Lightillusions is a company specializing in spatial intelligence technology, integrating 3D vision, computer graphics, and generative models to build innovative 3D foundation models. Our company is led by Ping Tan, a professor at the Hong Kong University of Science and Technology (HKUST) and Director of the HKUST-BYD Joint Laboratory.
Unlike 2D models, a single 3D model can be several gigabytes in size, especially complex models like point clouds. When our data volume reached petabyte scales, management and storage became significant challenges. After trying solutions like NFS and GlusterFS, we chose JuiceFS, an open-source high-performance distributed file system, to build a unified storage platform. This platform now serves multiple scenarios, supports cross-platform access including Windows and Linux, manages hundreds of millions of files, improves data processing speed by 200%–250%, enables efficient storage scaling, and greatly simplifies operations and maintenance. This allows us to focus more on core research.
In this article, we’ll break down the unique storage demands of 3D AIGC, share why we selected JuiceFS over CephFS, and walk through the architecture of our JuiceFS-based storage platform.

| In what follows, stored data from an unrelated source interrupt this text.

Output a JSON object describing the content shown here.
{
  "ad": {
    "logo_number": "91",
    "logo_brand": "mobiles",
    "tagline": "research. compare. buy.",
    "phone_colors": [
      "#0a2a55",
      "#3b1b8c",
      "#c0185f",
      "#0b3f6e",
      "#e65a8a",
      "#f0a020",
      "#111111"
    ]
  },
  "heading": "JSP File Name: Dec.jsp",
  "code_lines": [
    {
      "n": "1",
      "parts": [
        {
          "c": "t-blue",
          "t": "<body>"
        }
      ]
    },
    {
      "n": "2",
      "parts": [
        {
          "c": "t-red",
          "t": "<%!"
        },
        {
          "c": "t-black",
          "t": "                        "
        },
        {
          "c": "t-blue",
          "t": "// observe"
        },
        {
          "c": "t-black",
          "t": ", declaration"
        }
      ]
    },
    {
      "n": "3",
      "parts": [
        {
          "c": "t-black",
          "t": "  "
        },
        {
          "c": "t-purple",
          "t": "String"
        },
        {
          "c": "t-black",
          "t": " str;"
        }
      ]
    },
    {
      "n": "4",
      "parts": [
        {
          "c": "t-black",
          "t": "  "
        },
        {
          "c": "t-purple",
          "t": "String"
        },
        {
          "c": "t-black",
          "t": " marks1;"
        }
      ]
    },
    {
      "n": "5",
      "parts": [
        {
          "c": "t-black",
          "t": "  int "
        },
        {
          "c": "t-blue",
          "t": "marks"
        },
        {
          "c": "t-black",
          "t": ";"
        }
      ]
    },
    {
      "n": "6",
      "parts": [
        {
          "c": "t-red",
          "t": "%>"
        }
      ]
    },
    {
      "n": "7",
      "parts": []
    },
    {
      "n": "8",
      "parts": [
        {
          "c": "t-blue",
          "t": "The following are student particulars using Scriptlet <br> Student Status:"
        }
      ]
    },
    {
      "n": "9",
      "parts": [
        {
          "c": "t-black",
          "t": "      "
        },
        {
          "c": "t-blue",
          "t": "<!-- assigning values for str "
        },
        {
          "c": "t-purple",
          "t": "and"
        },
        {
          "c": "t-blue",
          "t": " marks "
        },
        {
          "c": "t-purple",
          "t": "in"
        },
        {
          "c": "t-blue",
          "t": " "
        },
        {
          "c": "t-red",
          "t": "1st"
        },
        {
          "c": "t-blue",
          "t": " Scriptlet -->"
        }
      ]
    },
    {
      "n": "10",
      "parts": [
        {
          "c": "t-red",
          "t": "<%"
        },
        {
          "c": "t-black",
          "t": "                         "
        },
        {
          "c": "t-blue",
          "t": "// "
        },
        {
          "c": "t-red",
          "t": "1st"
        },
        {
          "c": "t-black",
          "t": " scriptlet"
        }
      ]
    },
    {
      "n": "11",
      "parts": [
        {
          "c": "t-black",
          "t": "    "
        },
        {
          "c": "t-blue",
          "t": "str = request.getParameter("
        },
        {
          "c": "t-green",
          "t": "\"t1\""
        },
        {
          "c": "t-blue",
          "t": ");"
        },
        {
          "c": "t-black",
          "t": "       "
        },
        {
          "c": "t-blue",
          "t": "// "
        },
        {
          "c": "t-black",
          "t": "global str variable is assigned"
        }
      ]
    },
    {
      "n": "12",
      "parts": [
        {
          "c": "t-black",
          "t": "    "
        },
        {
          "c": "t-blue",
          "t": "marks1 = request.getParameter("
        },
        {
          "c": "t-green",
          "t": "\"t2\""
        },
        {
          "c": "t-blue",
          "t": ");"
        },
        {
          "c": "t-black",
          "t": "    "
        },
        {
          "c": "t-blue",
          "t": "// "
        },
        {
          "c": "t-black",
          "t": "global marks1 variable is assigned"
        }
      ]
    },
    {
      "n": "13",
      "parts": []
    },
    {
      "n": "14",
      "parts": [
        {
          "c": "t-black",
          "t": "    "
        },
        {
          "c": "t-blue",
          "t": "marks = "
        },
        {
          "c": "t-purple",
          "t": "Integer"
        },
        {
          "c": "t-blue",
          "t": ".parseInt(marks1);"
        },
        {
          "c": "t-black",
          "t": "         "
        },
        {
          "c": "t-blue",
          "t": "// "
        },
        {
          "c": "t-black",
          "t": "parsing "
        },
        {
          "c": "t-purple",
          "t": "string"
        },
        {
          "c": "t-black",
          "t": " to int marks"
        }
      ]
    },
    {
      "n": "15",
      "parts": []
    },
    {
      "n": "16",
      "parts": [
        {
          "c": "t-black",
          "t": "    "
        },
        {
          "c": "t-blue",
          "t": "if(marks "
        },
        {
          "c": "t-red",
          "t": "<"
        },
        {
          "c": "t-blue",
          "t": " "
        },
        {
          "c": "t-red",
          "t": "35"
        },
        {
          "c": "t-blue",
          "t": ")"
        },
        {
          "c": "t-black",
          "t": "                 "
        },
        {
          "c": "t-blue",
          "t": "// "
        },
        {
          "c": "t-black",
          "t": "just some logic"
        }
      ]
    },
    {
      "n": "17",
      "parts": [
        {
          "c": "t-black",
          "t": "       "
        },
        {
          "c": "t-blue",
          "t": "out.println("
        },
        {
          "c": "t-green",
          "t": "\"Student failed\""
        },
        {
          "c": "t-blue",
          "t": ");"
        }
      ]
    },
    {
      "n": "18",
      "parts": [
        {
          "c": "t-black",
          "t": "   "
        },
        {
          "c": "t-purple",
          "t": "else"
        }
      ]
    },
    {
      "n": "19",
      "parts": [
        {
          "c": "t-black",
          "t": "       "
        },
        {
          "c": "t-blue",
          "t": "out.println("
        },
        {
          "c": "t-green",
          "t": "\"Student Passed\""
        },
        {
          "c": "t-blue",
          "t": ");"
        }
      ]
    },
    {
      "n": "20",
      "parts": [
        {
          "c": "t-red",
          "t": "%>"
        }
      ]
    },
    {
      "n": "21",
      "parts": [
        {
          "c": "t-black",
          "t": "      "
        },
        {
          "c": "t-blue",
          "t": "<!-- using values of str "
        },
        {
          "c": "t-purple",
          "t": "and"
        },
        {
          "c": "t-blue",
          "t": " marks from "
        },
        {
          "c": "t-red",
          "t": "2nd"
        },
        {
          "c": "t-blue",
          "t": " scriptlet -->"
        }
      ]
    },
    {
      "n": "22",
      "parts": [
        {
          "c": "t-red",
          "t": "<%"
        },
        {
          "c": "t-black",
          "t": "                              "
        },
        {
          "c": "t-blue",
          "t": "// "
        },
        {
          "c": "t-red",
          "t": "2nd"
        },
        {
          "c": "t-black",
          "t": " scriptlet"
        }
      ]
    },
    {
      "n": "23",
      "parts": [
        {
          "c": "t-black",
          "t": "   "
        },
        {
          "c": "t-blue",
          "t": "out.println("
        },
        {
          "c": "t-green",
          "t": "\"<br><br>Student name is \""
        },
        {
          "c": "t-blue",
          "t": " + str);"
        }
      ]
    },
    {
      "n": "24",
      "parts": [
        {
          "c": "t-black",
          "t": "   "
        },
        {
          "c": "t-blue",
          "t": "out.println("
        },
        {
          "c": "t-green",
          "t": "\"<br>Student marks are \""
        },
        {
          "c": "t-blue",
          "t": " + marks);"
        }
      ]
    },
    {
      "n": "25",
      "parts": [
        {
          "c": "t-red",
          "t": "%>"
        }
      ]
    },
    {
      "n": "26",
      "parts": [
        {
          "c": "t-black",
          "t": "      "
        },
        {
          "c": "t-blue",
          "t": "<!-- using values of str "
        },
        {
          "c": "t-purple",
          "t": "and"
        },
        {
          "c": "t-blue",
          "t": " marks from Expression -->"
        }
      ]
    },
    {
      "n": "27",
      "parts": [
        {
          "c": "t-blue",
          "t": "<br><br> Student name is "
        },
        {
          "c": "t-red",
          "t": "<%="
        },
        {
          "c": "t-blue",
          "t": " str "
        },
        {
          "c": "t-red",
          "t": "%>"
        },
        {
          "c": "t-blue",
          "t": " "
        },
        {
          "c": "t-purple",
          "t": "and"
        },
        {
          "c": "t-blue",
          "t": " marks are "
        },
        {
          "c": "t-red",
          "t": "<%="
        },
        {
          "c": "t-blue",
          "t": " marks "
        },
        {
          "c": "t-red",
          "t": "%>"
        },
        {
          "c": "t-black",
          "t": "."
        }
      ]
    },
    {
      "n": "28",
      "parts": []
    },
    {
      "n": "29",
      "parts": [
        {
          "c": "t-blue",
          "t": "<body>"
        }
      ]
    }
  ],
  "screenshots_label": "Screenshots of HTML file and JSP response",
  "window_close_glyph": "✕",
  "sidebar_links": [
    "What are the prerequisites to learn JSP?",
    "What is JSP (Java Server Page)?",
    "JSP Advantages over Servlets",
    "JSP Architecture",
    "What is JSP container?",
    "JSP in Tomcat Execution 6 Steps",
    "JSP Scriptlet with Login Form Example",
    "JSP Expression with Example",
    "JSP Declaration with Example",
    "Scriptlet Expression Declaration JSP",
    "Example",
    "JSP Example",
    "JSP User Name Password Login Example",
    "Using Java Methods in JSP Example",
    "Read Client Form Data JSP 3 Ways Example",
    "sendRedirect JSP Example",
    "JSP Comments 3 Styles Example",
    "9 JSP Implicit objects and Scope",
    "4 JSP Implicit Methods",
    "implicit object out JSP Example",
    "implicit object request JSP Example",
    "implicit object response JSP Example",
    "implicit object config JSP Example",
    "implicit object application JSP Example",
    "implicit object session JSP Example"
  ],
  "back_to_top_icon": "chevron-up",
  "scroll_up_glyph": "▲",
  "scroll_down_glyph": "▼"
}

Storage requirements for 3D AIGC
Our research focuses on perception and generation. In the 3D domain, task complexity is different from image and text processing. This placed higher demands on our AI models, algorithms, and infrastructure.

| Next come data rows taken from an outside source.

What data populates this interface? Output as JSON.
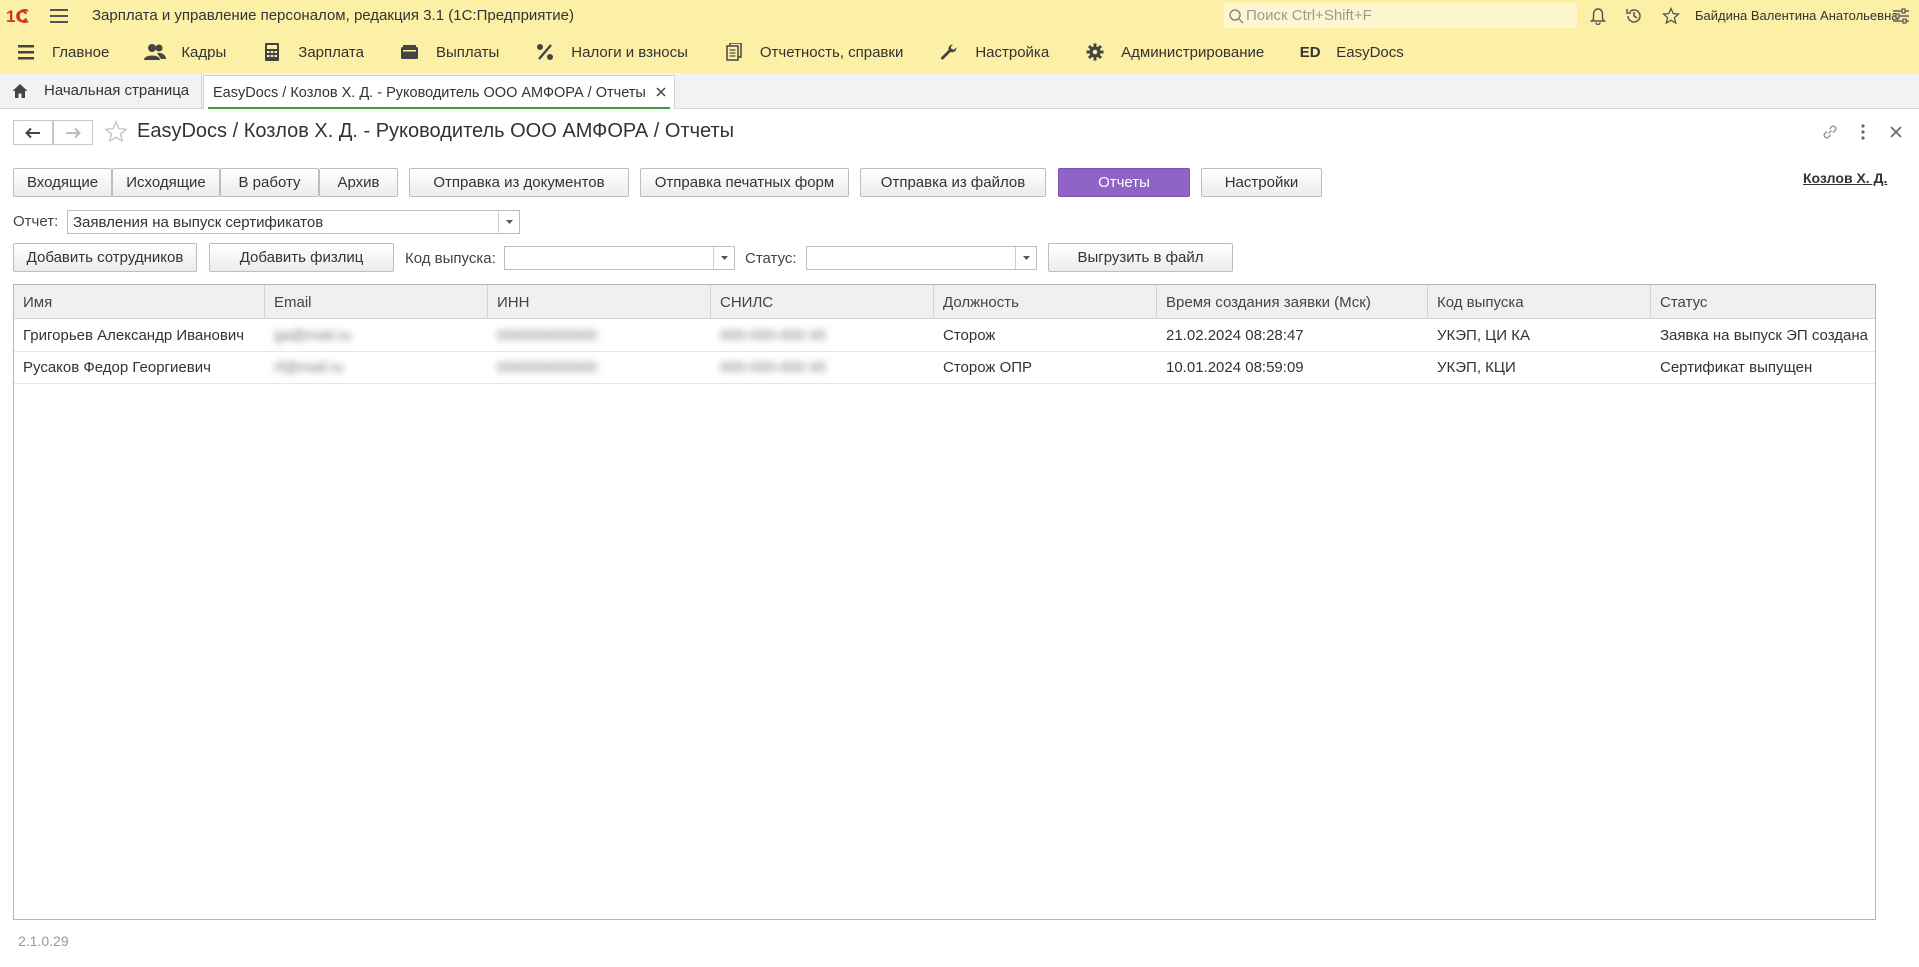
{
  "app": {
    "title": "Зарплата и управление персоналом, редакция 3.1  (1С:Предприятие)",
    "search_placeholder": "Поиск Ctrl+Shift+F",
    "user": "Байдина Валентина Анатольевна"
  },
  "sections": [
    {
      "label": "Главное",
      "icon": "menu-icon"
    },
    {
      "label": "Кадры",
      "icon": "people-icon"
    },
    {
      "label": "Зарплата",
      "icon": "calculator-icon"
    },
    {
      "label": "Выплаты",
      "icon": "wallet-icon"
    },
    {
      "label": "Налоги и взносы",
      "icon": "percent-icon"
    },
    {
      "label": "Отчетность, справки",
      "icon": "documents-icon"
    },
    {
      "label": "Настройка",
      "icon": "wrench-icon"
    },
    {
      "label": "Администрирование",
      "icon": "gear-icon"
    },
    {
      "label": "EasyDocs",
      "icon": "easydocs-icon",
      "icon_text": "ED"
    }
  ],
  "tabs": {
    "home": "Начальная страница",
    "active": "EasyDocs / Козлов Х. Д. - Руководитель ООО АМФОРА / Отчеты"
  },
  "form": {
    "title": "EasyDocs / Козлов Х. Д. - Руководитель ООО АМФОРА / Отчеты",
    "user_link": "Козлов Х. Д."
  },
  "toolbar": {
    "incoming": "Входящие",
    "outgoing": "Исходящие",
    "in_work": "В работу",
    "archive": "Архив",
    "send_docs": "Отправка из документов",
    "send_print": "Отправка печатных форм",
    "send_files": "Отправка из файлов",
    "reports": "Отчеты",
    "settings": "Настройки"
  },
  "report": {
    "label": "Отчет:",
    "value": "Заявления на выпуск сертификатов"
  },
  "filters": {
    "add_employees": "Добавить сотрудников",
    "add_persons": "Добавить физлиц",
    "code_label": "Код выпуска:",
    "code_value": "",
    "status_label": "Статус:",
    "status_value": "",
    "export": "Выгрузить в файл"
  },
  "table": {
    "columns": [
      "Имя",
      "Email",
      "ИНН",
      "СНИЛС",
      "Должность",
      "Время создания заявки (Мск)",
      "Код выпуска",
      "Статус"
    ],
    "rows": [
      [
        "Григорьев Александр Иванович",
        "ga@mail.ru",
        "000000000000",
        "000-000-000 00",
        "Сторож",
        "21.02.2024 08:28:47",
        "УКЭП, ЦИ КА",
        "Заявка на выпуск ЭП создана"
      ],
      [
        "Русаков Федор Георгиевич",
        "rf@mail.ru",
        "000000000000",
        "000-000-000 00",
        "Сторож ОПР",
        "10.01.2024 08:59:09",
        "УКЭП, КЦИ",
        "Сертификат выпущен"
      ]
    ]
  },
  "version": "2.1.0.29",
  "colors": {
    "header_bg": "#fbf0a6",
    "accent_button": "#8f64c6",
    "tab_underline": "#3a9e3a"
  }
}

We illustrate the complexity of 3D data processing through a typical pipeline. On the left side of the diagram below is a 3D model containing texture (top-left) and geometry (bottom-right) information. First, we generate rendered images. Each model has text labels describing its content, geometric features, and texture features, which are tightly coupled with the model. In addition, we process geometry data, such as sampled points and necessary numerical values obtained from data preprocessing, like signed distance fields (SDFs). It's important to note that 3D model file formats are highly diverse, and image formats are also different.
Our work spans language models, image/video models, and 3D models. As data volume grows, so does the storage burden. The main characteristics of data usage in these scenarios are as follows:
- Language models: Data typically consists of a vast number of small files. Although individual text files are small, the total file count can reach millions or even tens of millions as data volume increases. This makes the management of such a large number of files a primary storage challenge.
- Image and video data: High-resolution images and long videos are usually large. A single image can range from hundreds of kilobytes to several megabytes, while video files can reach gigabytes. During preprocessing—such as data augmentation, resolution adjustment, and frame extraction—data volume increases significantly. Especially in video processing, where each video is typically decomposed into a large number of image frames, managing these massive file collections adds considerable complexity.
- 3D models: Individual models, especially complex ones like point clouds, can be several gigabytes in size. 3D data preprocessing is more complex than other data types, involving steps like texture mapping and geometry reconstruction, which consume great computational resources and can increase data volume. Furthermore, 3D models often consist of multiple files, leading to a large total file count. As data grows, managing these files becomes increasingly difficult.
Based on the storage characteristics discussed above, when we chose a storage platform solution, we expected it to meet the following requirements:
- Diverse data formats and cross-node sharing: Different models use different data formats, especially the complexity and cross-platform compatibility issues of 3D models. The storage system must support multiple formats and effectively manage data sharing across nodes and platforms.
- Handling data models of different sizes: Whether it's small files for language models, large-scale image/video data, or large files for 3D models, the storage system must be highly scalable to meet rapidly growing storage demands and handle the storage and access of large-size data efficiently.
- Challenges of cross-cloud and cluster storage: As data volume increases, especially with petabyte-level storage needs for 3D models, cross-cloud and cluster storage issues become more prominent. The storage system must support seamless cross-region, cross-cloud data access and efficient cluster management.
- Easy scaling: The need for scaling is constant, whether for language, image/video, or 3D models, and is particularly high for 3D model storage and processing.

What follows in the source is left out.